A priori cette Siren Song ne me manquera pas cette année, là comme ça je n’accroche pas, je veux bien tenter d’insister un peu, je te redirai ça en fin de semaine, mais ce n’est pas une gagnante pour moi, et malheureusement notre Sergio non plus car Scream n’est pas tout à fait You are the only one. Elle est très bien, efficace comme il faut, possiblement plus subtile (un peu) et moins encline à envoyer des gros effets dans la gueule (à peine), et j’ai par ailleurs plaisir à réentendre Sergey qui a une voix agréable et du métier, mais reste que pour moi cette chanson n’est pas la plus emballante du concours.
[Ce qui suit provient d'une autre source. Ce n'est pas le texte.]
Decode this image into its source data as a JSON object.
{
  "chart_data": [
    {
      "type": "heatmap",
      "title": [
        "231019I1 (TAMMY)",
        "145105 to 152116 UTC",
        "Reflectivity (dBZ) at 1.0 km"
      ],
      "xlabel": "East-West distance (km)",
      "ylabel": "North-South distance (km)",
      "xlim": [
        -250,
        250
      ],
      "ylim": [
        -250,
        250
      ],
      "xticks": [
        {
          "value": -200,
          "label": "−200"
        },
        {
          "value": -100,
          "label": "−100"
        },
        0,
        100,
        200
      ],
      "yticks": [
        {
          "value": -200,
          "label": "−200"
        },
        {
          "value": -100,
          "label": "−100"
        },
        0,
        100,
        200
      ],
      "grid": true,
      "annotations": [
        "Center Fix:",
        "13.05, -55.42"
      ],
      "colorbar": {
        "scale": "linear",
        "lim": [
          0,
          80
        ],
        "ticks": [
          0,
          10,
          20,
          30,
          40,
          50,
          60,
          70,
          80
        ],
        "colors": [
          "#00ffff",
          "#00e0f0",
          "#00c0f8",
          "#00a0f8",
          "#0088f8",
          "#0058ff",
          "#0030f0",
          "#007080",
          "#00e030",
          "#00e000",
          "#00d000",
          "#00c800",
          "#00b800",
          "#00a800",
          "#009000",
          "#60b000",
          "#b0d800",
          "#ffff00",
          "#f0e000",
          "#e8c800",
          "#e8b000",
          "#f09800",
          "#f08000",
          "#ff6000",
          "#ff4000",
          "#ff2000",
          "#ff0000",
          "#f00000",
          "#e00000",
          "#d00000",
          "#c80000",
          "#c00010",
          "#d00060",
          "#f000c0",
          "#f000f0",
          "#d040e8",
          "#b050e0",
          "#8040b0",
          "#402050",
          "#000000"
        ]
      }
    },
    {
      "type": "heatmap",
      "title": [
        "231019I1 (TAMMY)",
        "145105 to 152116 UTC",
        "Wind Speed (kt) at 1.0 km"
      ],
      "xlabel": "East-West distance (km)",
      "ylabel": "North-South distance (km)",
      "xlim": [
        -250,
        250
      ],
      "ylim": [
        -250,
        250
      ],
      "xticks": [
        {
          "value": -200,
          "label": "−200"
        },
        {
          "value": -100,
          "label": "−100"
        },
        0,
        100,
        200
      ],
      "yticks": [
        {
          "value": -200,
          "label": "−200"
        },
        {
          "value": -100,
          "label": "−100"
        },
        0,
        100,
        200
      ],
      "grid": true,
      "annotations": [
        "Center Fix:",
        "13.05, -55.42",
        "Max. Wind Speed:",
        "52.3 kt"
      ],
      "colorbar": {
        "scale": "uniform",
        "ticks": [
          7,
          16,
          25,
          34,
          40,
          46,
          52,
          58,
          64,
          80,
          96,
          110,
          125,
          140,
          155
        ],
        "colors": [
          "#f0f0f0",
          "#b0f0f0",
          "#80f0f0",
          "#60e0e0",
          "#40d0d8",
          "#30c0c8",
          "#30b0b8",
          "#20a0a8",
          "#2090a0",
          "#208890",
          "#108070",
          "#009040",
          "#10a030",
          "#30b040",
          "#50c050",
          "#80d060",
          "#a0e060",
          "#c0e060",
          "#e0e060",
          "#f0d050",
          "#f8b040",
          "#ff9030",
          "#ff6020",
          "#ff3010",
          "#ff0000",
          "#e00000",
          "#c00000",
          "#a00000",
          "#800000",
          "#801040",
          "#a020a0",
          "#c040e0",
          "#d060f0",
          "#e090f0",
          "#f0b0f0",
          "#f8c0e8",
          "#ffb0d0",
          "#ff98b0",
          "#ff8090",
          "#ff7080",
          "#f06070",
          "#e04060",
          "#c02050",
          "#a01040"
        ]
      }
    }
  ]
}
Mais, on pourrait avoir une surprise. La ligne mélodique est entêtante, on aura peut-être des dragons sur scène et ça c’est populaire en ce moment, et je me dis qu’il doit avoir un certain capital sympathie, et les cojones de revenir après s’être fait huer injustement la dernière fois (mais les gens qui viennent au concours en Israël ne vont pas huer la Russie de toute façon, lol).

Albanie : S’il se passe quelque chose de vraiment spectaculaire sur scène, peut-être ? Y a un potentiel pour ça. Mais sinon le côté hypnotique et entêtant de la chanson la rend en fait un peu longue.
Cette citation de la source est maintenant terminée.